One-on-one comparisons between different power meters are always difficult to interpret. They might perfectly match (which they usually won’t) and you’d still not know whether they are right. More often, they will differ and you won’t know which one is off by how much, just that at least one of them must be off.
Using scatter plots as described in an earlier post
we can use linear approximation to get a single value describing the difference between two power meters. We can also do the same for left and right pedals each, although, keep in mind that spider-based meters like the P2M (or hub-based meters) will only provide an estimate.
The inclination of the linear approximation is not a 100% statistically correct way of comparison here; there are issues like whether zero-points should be left out, whether the approximation should go through the origin of the axes, whether it should be linear etc, BUT, it provides a way to look at the overall trend.
I collected the data over several rides, some of which were taken on the same day, each ride starting with a zero-offset calibration of both meters and got this:
The total instant power of both meters differs on averageby 3.5%, which could be within the manufacturers claims.
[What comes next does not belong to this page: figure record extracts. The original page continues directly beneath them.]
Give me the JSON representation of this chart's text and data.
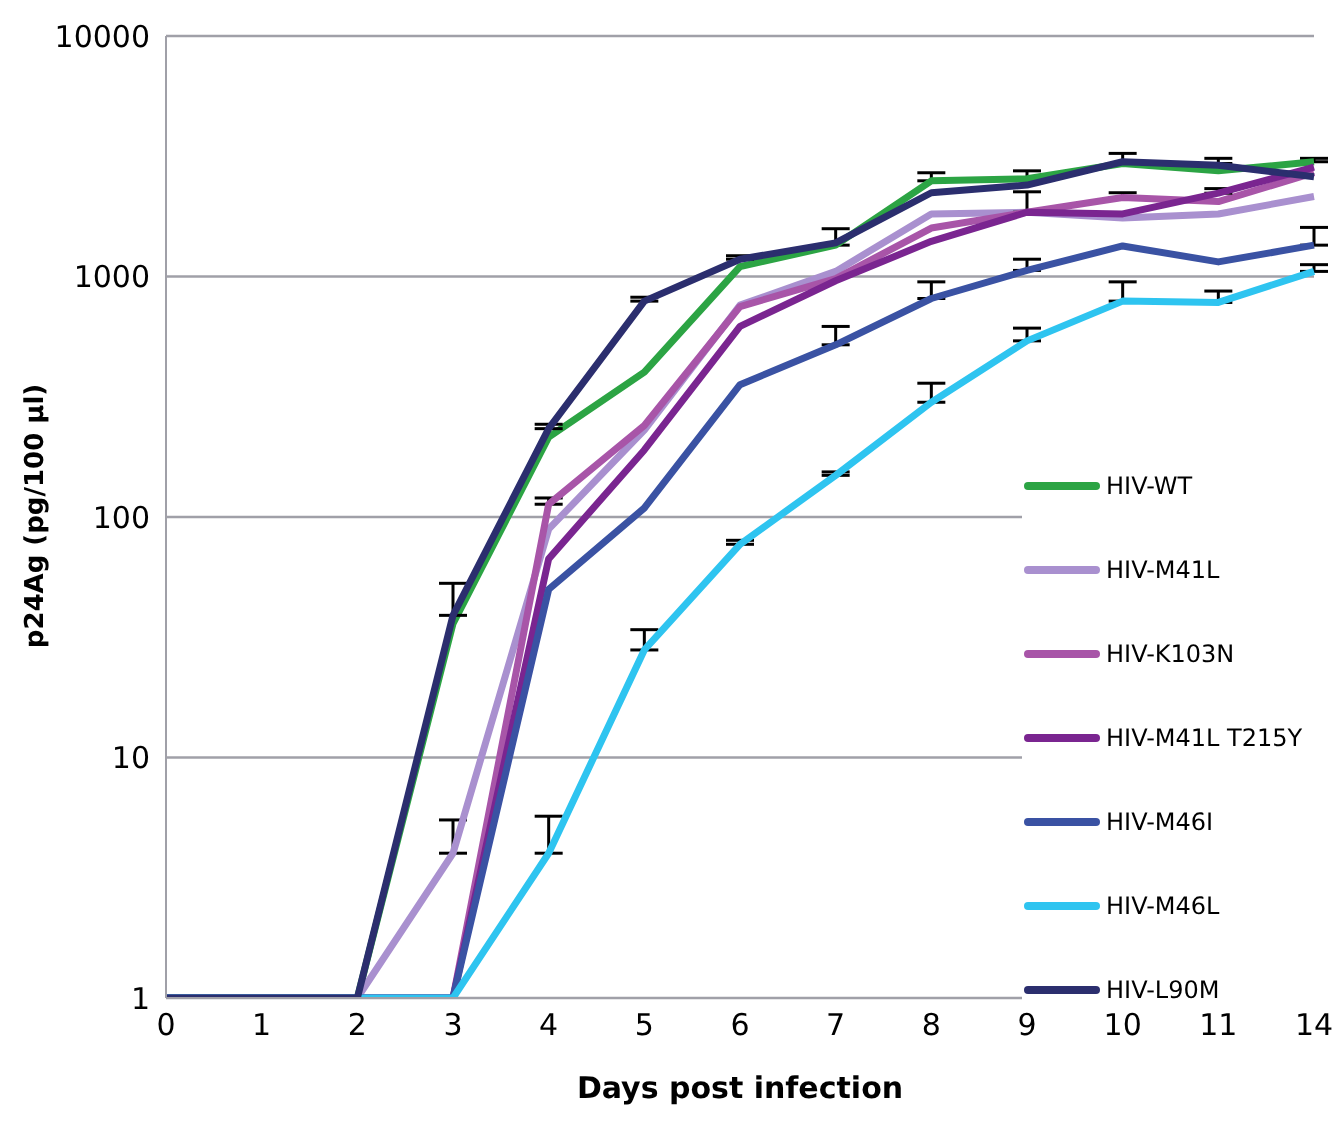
{
  "chart_data": {
    "type": "line",
    "xlabel": "Days post infection",
    "ylabel": "p24Ag (pg/100 µl)",
    "categories": [
      "0",
      "1",
      "2",
      "3",
      "4",
      "5",
      "6",
      "7",
      "8",
      "9",
      "10",
      "11",
      "14"
    ],
    "log": "y",
    "ylim": [
      1,
      10000
    ],
    "yticks": [
      1,
      10,
      100,
      1000,
      10000
    ],
    "grid": "y",
    "legend": "right",
    "marker": "none",
    "line_style": "solid",
    "series": [
      {
        "name": "HIV-WT",
        "color": "#2ca444",
        "values": [
          1,
          1,
          1,
          36,
          215,
          400,
          1100,
          1350,
          2500,
          2550,
          2950,
          2750,
          3000
        ],
        "errors": [
          null,
          null,
          null,
          null,
          null,
          null,
          null,
          [
            1350,
            1580
          ],
          [
            2500,
            2700
          ],
          [
            2550,
            2750
          ],
          [
            2950,
            3250
          ],
          [
            2750,
            2950
          ],
          [
            3000,
            3100
          ]
        ]
      },
      {
        "name": "HIV-M41L",
        "color": "#a990cf",
        "values": [
          1,
          1,
          1,
          4,
          89,
          230,
          760,
          1050,
          1820,
          1850,
          1750,
          1820,
          2150
        ],
        "errors": [
          null,
          null,
          null,
          [
            4,
            5.5
          ],
          null,
          null,
          null,
          null,
          null,
          null,
          null,
          null,
          null
        ]
      },
      {
        "name": "HIV-K103N",
        "color": "#a855a8",
        "values": [
          1,
          1,
          1,
          1,
          113,
          240,
          750,
          980,
          1590,
          1850,
          2130,
          2050,
          2700
        ],
        "errors": [
          null,
          null,
          null,
          null,
          [
            113,
            120
          ],
          null,
          null,
          null,
          null,
          [
            1850,
            2250
          ],
          [
            2130,
            2230
          ],
          null,
          null
        ]
      },
      {
        "name": "HIV-M41L T215Y",
        "color": "#7a2590",
        "values": [
          1,
          1,
          1,
          1,
          67,
          190,
          620,
          960,
          1400,
          1850,
          1820,
          2220,
          2850
        ],
        "errors": [
          null,
          null,
          null,
          null,
          null,
          null,
          null,
          null,
          null,
          null,
          null,
          [
            2220,
            2320
          ],
          null
        ]
      },
      {
        "name": "HIV-M46I",
        "color": "#3a52a3",
        "values": [
          1,
          1,
          1,
          1,
          50,
          109,
          355,
          520,
          810,
          1060,
          1340,
          1150,
          1350
        ],
        "errors": [
          null,
          null,
          null,
          null,
          null,
          null,
          null,
          [
            520,
            620
          ],
          [
            810,
            950
          ],
          [
            1060,
            1180
          ],
          null,
          null,
          [
            1350,
            1600
          ]
        ]
      },
      {
        "name": "HIV-M46L",
        "color": "#2ec4f0",
        "values": [
          1,
          1,
          1,
          1,
          4,
          28,
          77,
          149,
          300,
          540,
          790,
          780,
          1050
        ],
        "errors": [
          null,
          null,
          null,
          null,
          [
            4,
            5.7
          ],
          [
            28,
            34
          ],
          [
            77,
            80
          ],
          [
            149,
            154
          ],
          [
            300,
            360
          ],
          [
            540,
            610
          ],
          [
            790,
            950
          ],
          [
            780,
            870
          ],
          [
            1050,
            1120
          ]
        ]
      },
      {
        "name": "HIV-L90M",
        "color": "#2b2e6e",
        "values": [
          1,
          1,
          1,
          39,
          233,
          790,
          1180,
          1380,
          2230,
          2400,
          3000,
          2900,
          2600
        ],
        "errors": [
          null,
          null,
          null,
          [
            39,
            53
          ],
          [
            233,
            243
          ],
          [
            790,
            820
          ],
          [
            1180,
            1220
          ],
          null,
          null,
          null,
          null,
          [
            2900,
            3100
          ],
          null
        ]
      }
    ]
  }
}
The fact that it may differ by up to 6.4% is less so, especially considering that this data was taken in a climatized indoor environment without large temperature changes. Both meters measure left power and right power independently: The left meters match almost perfectly by a difference of only 0.4% on average, although s.d. is a bit larger; the right meters agree less and differ by 6.3% on average and 14.1% maximum (note though that after both rides differing by more than 10% the second ride agreed much more, which might show some kind of conversion, though, the left side is showing the opposite trend… ). Although both meters report different values for instant and average power, their comparison result is similar.
Comparison of Vector2 and P2M shows that, for total power, the variance between rides is slightly less than in the previous comparison, although the difference is slightly larger, 7.3% on average, the Vector2 always reading 4.5 or more percent higher, which is not nice. We also see that the estimated left/right balance is pretty stable over rides, although that doesn’t have to mean anything. We also see that, while the left vector pedal matches almost perfectly, the right vector pedal is again reading a higher power value than the power meter it is compared with.
Conclusion:
Even calibrating immediately before a ride will not eliminate bias beween power meters. A difference of up to about 5% doesn’t seem unusual, at least for the compared pairs.
The right Vector pedal used in this comparison reads to high compared with both the Pioneer and the P2M. Note that the Vector had been calibrated using a known weight just days before, and the right Vector was scaled to about 98% of its original output value. I may need to talk with their support about this issue.